Did you know that when we sleep is just as important as the amount of time we sleep? Every hour of sleep before midnight is equal to four hours after midnight. Ideally, we should sleep with the moon so our clocks are in sync with nature. Wake with the sun, sleep after sundown.

By going to bed earlier we are allowing our bodies to get rested, which is imperative to stop the fatigue. Back when more people were farmers, it was not imperative to fall asleep right away. Unless thee was some ask that had to be done the next day, you could sleep until you awoke rested. And you could take catnaps throughout the day. Our schedules do not afford us that luxury. the alarms go off at a specific time, we work set work hours, and most of us do not nap. All Americans would be healthier if they had an hour siesta ever day.

Sleeping in total darkness is important for our health as well. Sleeping with the lights on inhibits our body from producing the naturally occuring hormone melatonin, which is a powerful antioxidant.

The Melatonin, which can be bought at health food stores and in pharmacies in the U.S., is a synthetic derivative that mimics the natural product produced in the brain.
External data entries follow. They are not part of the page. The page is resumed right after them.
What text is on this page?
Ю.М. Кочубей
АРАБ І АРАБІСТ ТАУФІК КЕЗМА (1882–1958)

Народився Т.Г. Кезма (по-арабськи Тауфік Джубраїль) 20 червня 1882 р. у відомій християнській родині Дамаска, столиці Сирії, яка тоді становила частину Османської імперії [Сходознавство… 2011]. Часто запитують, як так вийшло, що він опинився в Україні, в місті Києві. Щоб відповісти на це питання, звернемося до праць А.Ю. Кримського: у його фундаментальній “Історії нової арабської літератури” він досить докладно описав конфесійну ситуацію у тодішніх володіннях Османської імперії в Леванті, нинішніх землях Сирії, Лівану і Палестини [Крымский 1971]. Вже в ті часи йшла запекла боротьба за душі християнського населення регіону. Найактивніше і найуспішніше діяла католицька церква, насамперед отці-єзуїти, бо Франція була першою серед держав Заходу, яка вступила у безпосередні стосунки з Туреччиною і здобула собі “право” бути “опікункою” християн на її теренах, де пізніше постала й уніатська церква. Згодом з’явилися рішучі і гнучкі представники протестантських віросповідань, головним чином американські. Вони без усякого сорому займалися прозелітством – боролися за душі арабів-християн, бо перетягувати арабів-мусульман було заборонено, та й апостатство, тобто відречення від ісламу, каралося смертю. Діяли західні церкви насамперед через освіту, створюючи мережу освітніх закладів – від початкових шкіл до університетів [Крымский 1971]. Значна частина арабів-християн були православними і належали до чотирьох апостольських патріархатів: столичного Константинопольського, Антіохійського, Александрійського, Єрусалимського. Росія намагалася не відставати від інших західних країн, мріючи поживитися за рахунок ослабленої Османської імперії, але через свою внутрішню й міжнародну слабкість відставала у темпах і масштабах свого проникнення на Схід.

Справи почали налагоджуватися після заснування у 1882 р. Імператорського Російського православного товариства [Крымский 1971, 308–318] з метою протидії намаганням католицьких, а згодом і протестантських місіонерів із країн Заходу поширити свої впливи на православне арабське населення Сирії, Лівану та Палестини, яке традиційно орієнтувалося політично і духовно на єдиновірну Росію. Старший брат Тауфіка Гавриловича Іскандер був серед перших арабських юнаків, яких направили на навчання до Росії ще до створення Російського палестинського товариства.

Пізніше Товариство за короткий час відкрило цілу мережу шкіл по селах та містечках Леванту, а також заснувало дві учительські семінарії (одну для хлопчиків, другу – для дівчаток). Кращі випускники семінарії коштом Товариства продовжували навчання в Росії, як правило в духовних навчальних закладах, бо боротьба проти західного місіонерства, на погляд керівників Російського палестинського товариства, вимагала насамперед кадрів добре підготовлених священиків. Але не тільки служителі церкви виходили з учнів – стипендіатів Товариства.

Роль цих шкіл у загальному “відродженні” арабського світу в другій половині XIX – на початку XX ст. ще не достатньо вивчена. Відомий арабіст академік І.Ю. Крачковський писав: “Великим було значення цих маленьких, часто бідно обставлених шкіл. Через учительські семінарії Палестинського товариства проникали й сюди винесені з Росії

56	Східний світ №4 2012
This has promise for helping chronic fatigue patients fall asleep. The usual dosage is between 3-9 milligrams taken one hour before bedtime.

Most nights I get myself to sleep by 11PM. I wake up feeling more refreshed and notice that by going to bed earlier I am much less tired during the day than when I got to bed after midnight.

Friday, July 28, 2006

Chronic Fatigue Breakthrough

Having great relationships is fundamental to having an abundance of energy. All the stuff that is left unsaid, all the people you do not forgive...all reduce your energy. I did a 3 day course called the Landmark course called the Landmark Forum. One of the key benefits I got out of this was to stop holding everything in. After one weekend on the course, my relationship with my father transformed. I had not let him be part of my life for years. I apologised to him. I can't tell you how much that means to me because my father Robert C. Liggett died on 3rd July 2006 unexpectedly. There was nothing left unsaid. I told him how much I loved him. I have thanked him for everything did for me, my family and so many people. So, although I miss him terribly and am still in shock about his death, I have some peace.